Chanel sous les cascades du Verdon
Les défilés Chanel sous la verrière du Grand Palais sont toujours prétexte à de grandes productions de plus en plus spectaculaires. Dans un décor de cinéma, cette fois les gorges du Verdon et de véritables chutes d'eau, sans raison précise sinon que Karl Lagerfeld en a rêvé, la vénérable maison fondée en 1910 par Gabrielle Chanel a déployé une audace ultracontemporaine. Les mannequins ont défilé au bord d'une vraie rivière sur des pilotis au bout desquels ils s'enfonçaient dans une forêt. Pour se protéger des embruns, ils étaient recouverts de plastique transparent, fil conducteur d'une collection où tweed, carreaux, tartan, madras et franges, tout en structures futuristes et cols démesurés, avaient la part belle.

Robes paysannes et imprimés tribaux chez Chloé
Fondée en 1952 par Gaby Aghion, la maison Chloé qui a vu se succéder à sa direction artistique les plus grandes signatures de la mode moderne et contemporaine n'a jamais eu d'autre prétention que de démocratiser la qualité et offrir à la femme active un vestiaire confortable sans concession sur la séduction. Natasha Ramsay-Lévy qui assure aujourd'hui cette délicate succession après un long passage chez Louis Vuitton demeure fidèle à la pensée de la fondatrice. Elle a exhumé des archives quelques trésors revisités avec sa touche particulière, robes paysannes, motifs tribaux, tailleurs et manteaux en velours un peu 70's revisités avec une étonnante modernité.

Chez Dior, « adioration » et verre brisé
Maria-Grazia Chiuri restera dans les annales de Dior comme la créatrice qui a transformé le gris perle emblématique de la maison en bleu de chauffe ouvrier. Le thème de sa nouvelle collection printanière est sans aucun doute le miroir éclaté, cela ajouté à un pamphlet féministe des années 70, posé sur les sièges à l'entrée du jardin du musée Rodin : Pourquoi n'y a-t-il pas eu de grandes femmes artistes de Linda Nochlin. Cela donné, la présentation s'est déroulée dans un décor de verre brisé, sans doute manière d'inviter la femme à modifier son regard et celui des autres sur son statut et sur elle-même. Tout aussi présente en filigrane de la collection est l'œuvre de Niki de Saint Phalle, amie de Marc Bohan, premier successeur de Christian Dior. Au final, brides « J'Adior », motifs Niki, broderies de tarot et autres tags loufoques, pantalons larges et pulls marins offrent un Dior nouveau, décalé et rafraîchissant.

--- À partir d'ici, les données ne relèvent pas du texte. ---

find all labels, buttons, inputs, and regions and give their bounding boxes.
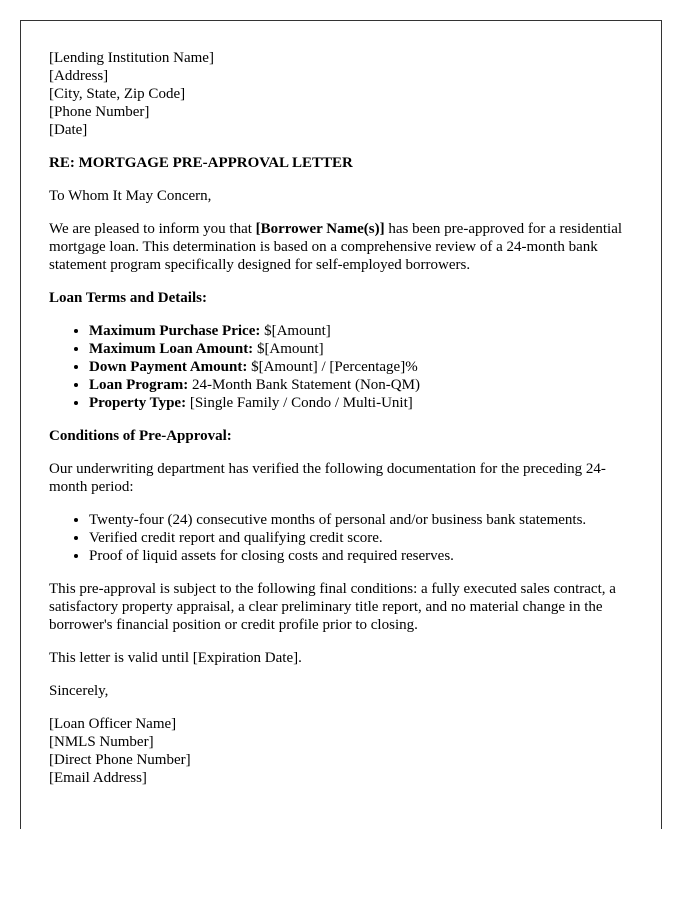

Somptueux collages chez Valentino
Pierpaolo Piccioli, séparé du binôme qu'il formait chez Valentino avec Maria-Grazia Chiuri, poursuit seul l'aventure à la tête de la direction artistique de l'ultragracieuse maison romaine. Leur émulation fonctionne visiblement à plein régime, et au triomphe fait à Chiuri répond le véritable adoubement de Piccioli par Valentino Garavani qui l'a longuement serré dans ses bras à la fin de la présentation. Accolade méritée pour une collection d'un raffinement inégalé, déployant la même grâce dans la ligne sportswear jouant les superpositions de matières et le poudrage argenté, que dans la ligne de soirée, impeccables petites robes noires et exaltante débauche de volants éthérés. Le vestiaire masculin s'invite dans les vêtements d'extérieur entre zips et poches. L'inspiration est hybride et résulte d'un collage entre l'œuvre de Paolo Uccello et le futurisme des années 60.